A hedge fund manager who can earn a fat performance fee on billions of dollars will make more money faster than trading his own account. Even the best hedge funds rarely average more than 20% per year. Averaging 20% a year on your own money is a respectable feat, but it won't make you wealthy very quickly. However, if your multi-billion dollar hedge fund can earn 20% a year and you receive a 30% performance fee on that 20%, you are going to make a tremendous amount of money for yourself.
Are you bored or something? There is always something to backtest.

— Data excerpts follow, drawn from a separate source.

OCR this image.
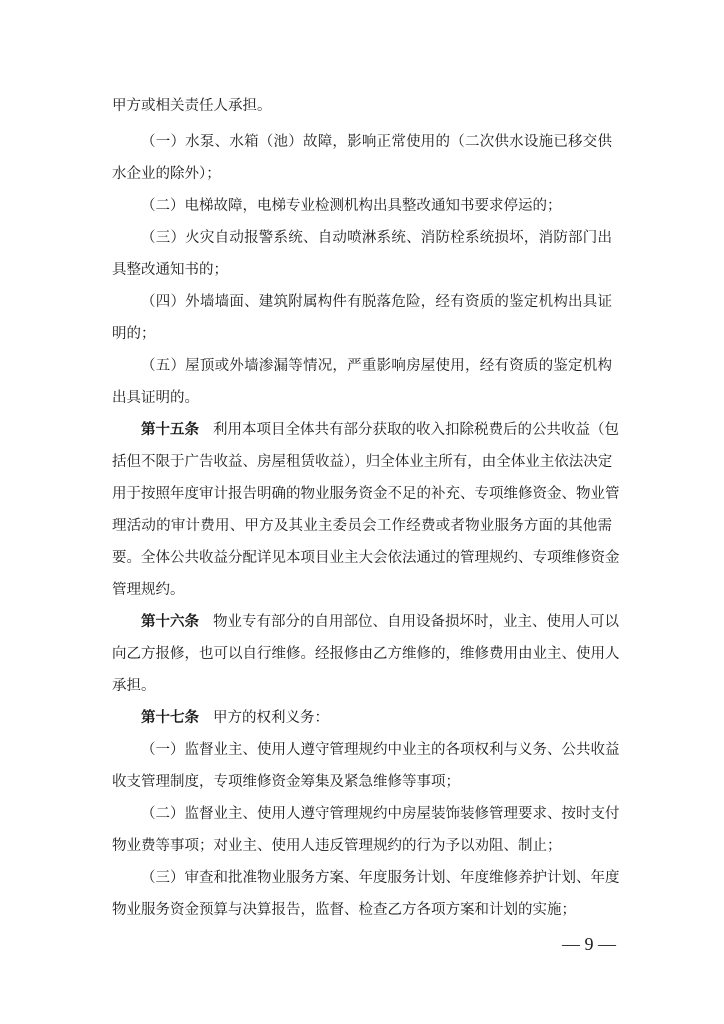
甲方或相关责任人承担。
（一）水泵、水箱（池）故障，影响正常使用的（二次供水设施已移交供
水企业的除外）；
（二）电梯故障，电梯专业检测机构出具整改通知书要求停运的；
（三）火灾自动报警系统、自动喷淋系统、消防栓系统损坏，消防部门出
具整改通知书的；
（四）外墙墙面、建筑附属构件有脱落危险，经有资质的鉴定机构出具证
明的；
（五）屋顶或外墙渗漏等情况，严重影响房屋使用，经有资质的鉴定机构
出具证明的。
第十五条 利用本项目全体共有部分获取的收入扣除税费后的公共收益（包
括但不限于广告收益、房屋租赁收益），归全体业主所有，由全体业主依法决定
用于按照年度审计报告明确的物业服务资金不足的补充、专项维修资金、物业管
理活动的审计费用、甲方及其业主委员会工作经费或者物业服务方面的其他需
要。全体公共收益分配详见本项目业主大会依法通过的管理规约、专项维修资金
管理规约。
第十六条 物业专有部分的自用部位、自用设备损坏时，业主、使用人可以
向乙方报修，也可以自行维修。经报修由乙方维修的，维修费用由业主、使用人
承担。
第十七条 甲方的权利义务：
（一）监督业主、使用人遵守管理规约中业主的各项权利与义务、公共收益
收支管理制度，专项维修资金筹集及紧急维修等事项；
（二）监督业主、使用人遵守管理规约中房屋装饰装修管理要求、按时支付
物业费等事项；对业主、使用人违反管理规约的行为予以劝阻、制止；
（三）审查和批准物业服务方案、年度服务计划、年度维修养护计划、年度
物业服务资金预算与决算报告，监督、检查乙方各项方案和计划的实施；
— 9 —
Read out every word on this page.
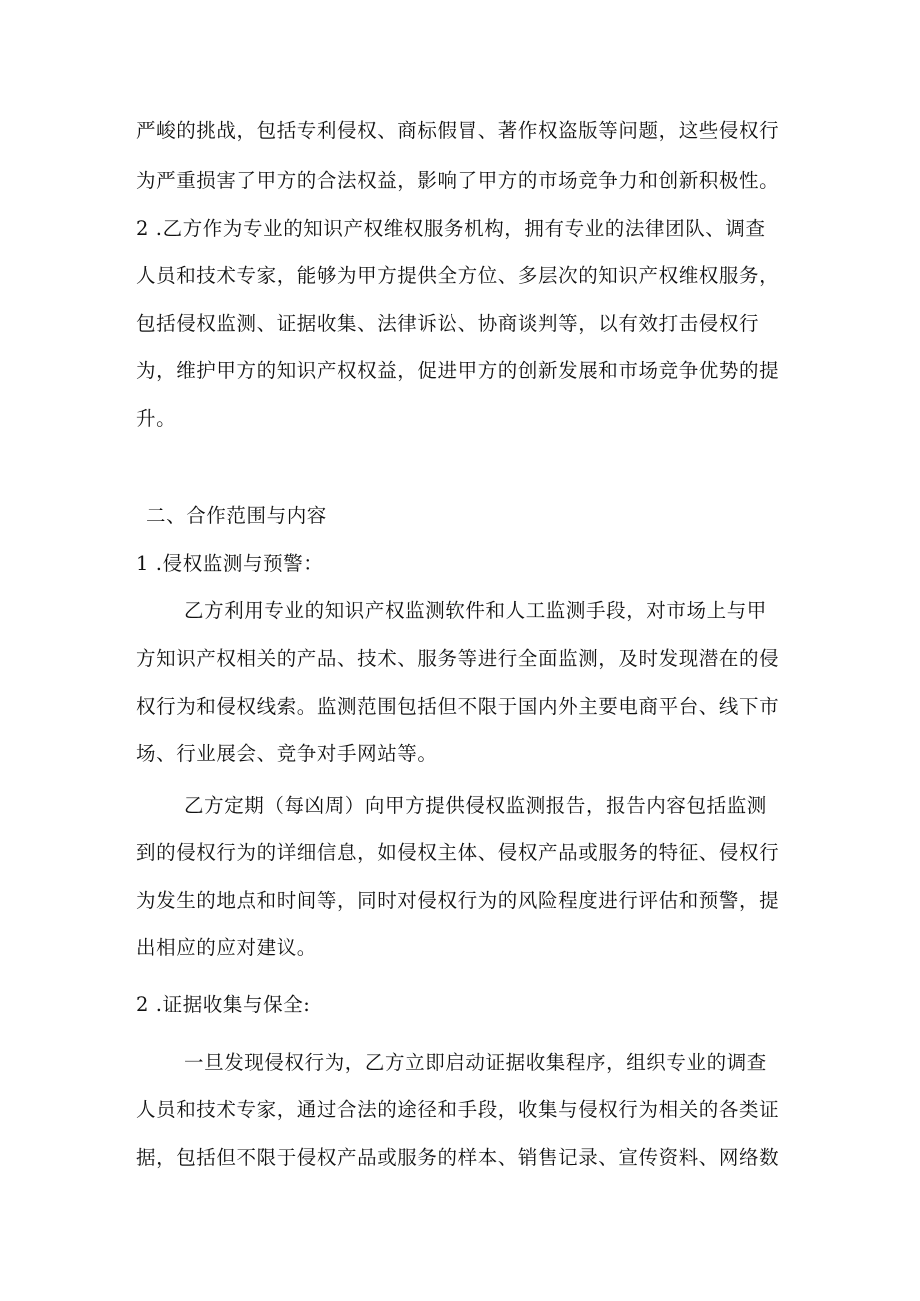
严峻的挑战，包括专利侵权、商标假冒、著作权盗版等问题，这些侵权行

为严重损害了甲方的合法权益，影响了甲方的市场竞争力和创新积极性。

2 .乙方作为专业的知识产权维权服务机构，拥有专业的法律团队、调查

人员和技术专家，能够为甲方提供全方位、多层次的知识产权维权服务，

包括侵权监测、证据收集、法律诉讼、协商谈判等，以有效打击侵权行

为，维护甲方的知识产权权益，促进甲方的创新发展和市场竞争优势的提

升。

二、合作范围与内容

1 .侵权监测与预警：

乙方利用专业的知识产权监测软件和人工监测手段，对市场上与甲

方知识产权相关的产品、技术、服务等进行全面监测，及时发现潜在的侵

权行为和侵权线索。监测范围包括但不限于国内外主要电商平台、线下市

场、行业展会、竞争对手网站等。

乙方定期（每凶周）向甲方提供侵权监测报告，报告内容包括监测

到的侵权行为的详细信息，如侵权主体、侵权产品或服务的特征、侵权行

为发生的地点和时间等，同时对侵权行为的风险程度进行评估和预警，提

出相应的应对建议。

2 .证据收集与保全:

一旦发现侵权行为，乙方立即启动证据收集程序，组织专业的调查

人员和技术专家，通过合法的途径和手段，收集与侵权行为相关的各类证

据，包括但不限于侵权产品或服务的样本、销售记录、宣传资料、网络数
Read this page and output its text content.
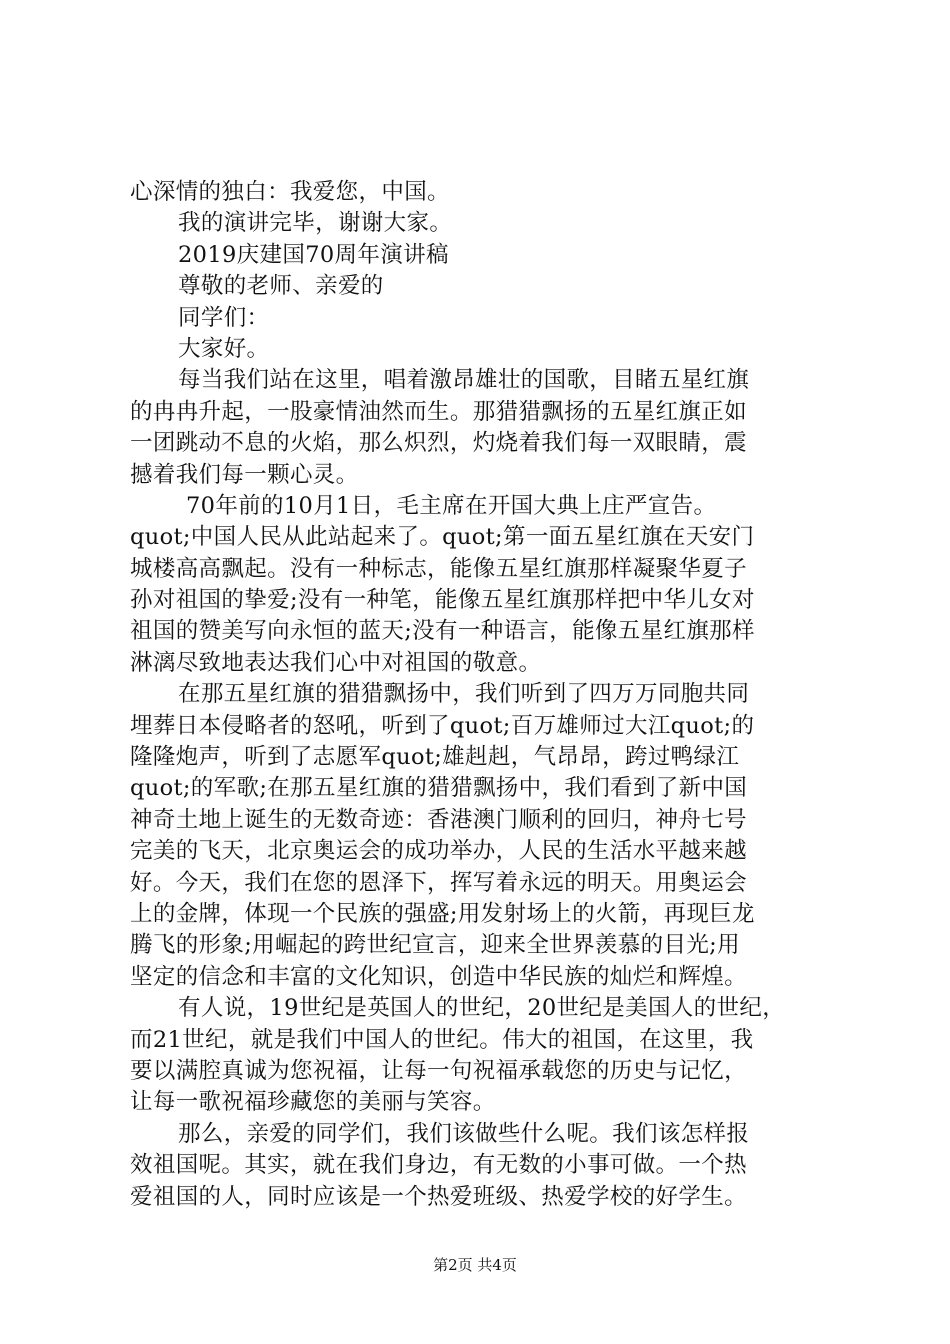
心深情的独白：我爱您，中国。
我的演讲完毕，谢谢大家。
2019庆建国70周年演讲稿
尊敬的老师、亲爱的
同学们：
大家好。
每当我们站在这里，唱着激昂雄壮的国歌，目睹五星红旗
的冉冉升起，一股豪情油然而生。那猎猎飘扬的五星红旗正如
一团跳动不息的火焰，那么炽烈，灼烧着我们每一双眼睛，震
撼着我们每一颗心灵。
70年前的10月1日，毛主席在开国大典上庄严宣告。
quot;中国人民从此站起来了。quot;第一面五星红旗在天安门
城楼高高飘起。没有一种标志，能像五星红旗那样凝聚华夏子
孙对祖国的挚爱;没有一种笔，能像五星红旗那样把中华儿女对
祖国的赞美写向永恒的蓝天;没有一种语言，能像五星红旗那样
淋漓尽致地表达我们心中对祖国的敬意。
在那五星红旗的猎猎飘扬中，我们听到了四万万同胞共同
埋葬日本侵略者的怒吼，听到了quot;百万雄师过大江quot;的
隆隆炮声，听到了志愿军quot;雄赳赳，气昂昂，跨过鸭绿江
quot;的军歌;在那五星红旗的猎猎飘扬中，我们看到了新中国
神奇土地上诞生的无数奇迹：香港澳门顺利的回归，神舟七号
完美的飞天，北京奥运会的成功举办，人民的生活水平越来越
好。今天，我们在您的恩泽下，挥写着永远的明天。用奥运会
上的金牌，体现一个民族的强盛;用发射场上的火箭，再现巨龙
腾飞的形象;用崛起的跨世纪宣言，迎来全世界羡慕的目光;用
坚定的信念和丰富的文化知识，创造中华民族的灿烂和辉煌。
有人说，19世纪是英国人的世纪，20世纪是美国人的世纪，
而21世纪，就是我们中国人的世纪。伟大的祖国，在这里，我
要以满腔真诚为您祝福，让每一句祝福承载您的历史与记忆，
让每一歌祝福珍藏您的美丽与笑容。
那么，亲爱的同学们，我们该做些什么呢。我们该怎样报
效祖国呢。其实，就在我们身边，有无数的小事可做。一个热
爱祖国的人，同时应该是一个热爱班级、热爱学校的好学生。
第2页 共4页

You know, you come across as someone who walks into a bar and says, "Barack Obama". When everyone looks at you with a question mark on their faces, you think to yourself, "Is it not abundantly clear that I've just ordered a "Bloody Mary" and a "Cosmopolitan"?
It's HF market wizards, chapter 5. I recently re-read this. For me the most interesting part of this story is that he is probably more secretive than anyone else in the book about what he does, and I found the description of what he did pretty intruging. So he's doing some kind of non linear analysis, or linear analysis on derivations of observable data like price, but on effects that work across markets, and also on effects that have persisted for some kind. So quite different from the normal data mining approach I'm so skeptical about. By the way I'm not sure what "a hundred thousand dollars worth" of data actually means, or meant in the past. Nowadays you could get that data for free. The normal model for getting data is a subscription model, which means you might be paying up to $500K a month to get tick level data from every exchange in the world, but the value of that data is hard to quantify. GAT
how could you find what the author does intriguing if all you know is that he applied some "non linear, or linear analysis on derivatives of price". Thats like Ferrari revealing its new concept car and telling the press that it has an engine and 4 wheels.
Because most people who do that kind of thing fail badly, through overfitting. And they normally fit specific to a market, and they also have to refit their models frequently. So this guy is doing something genuinely different, and making a success of something that most people fail at. Personally I find that interesting. There's also enough of a hint that I can speculate on what they might be doing, compared to say Jim Simons where I have absolutely no clue and I probably couldn't replicate it anyway. So it's more like Ferrari revealing a concept car with no engine that still runs. GAT
You can get unlimited amounts of free daily data from www.quandl.com They have a lot of intraday data as well at low cost.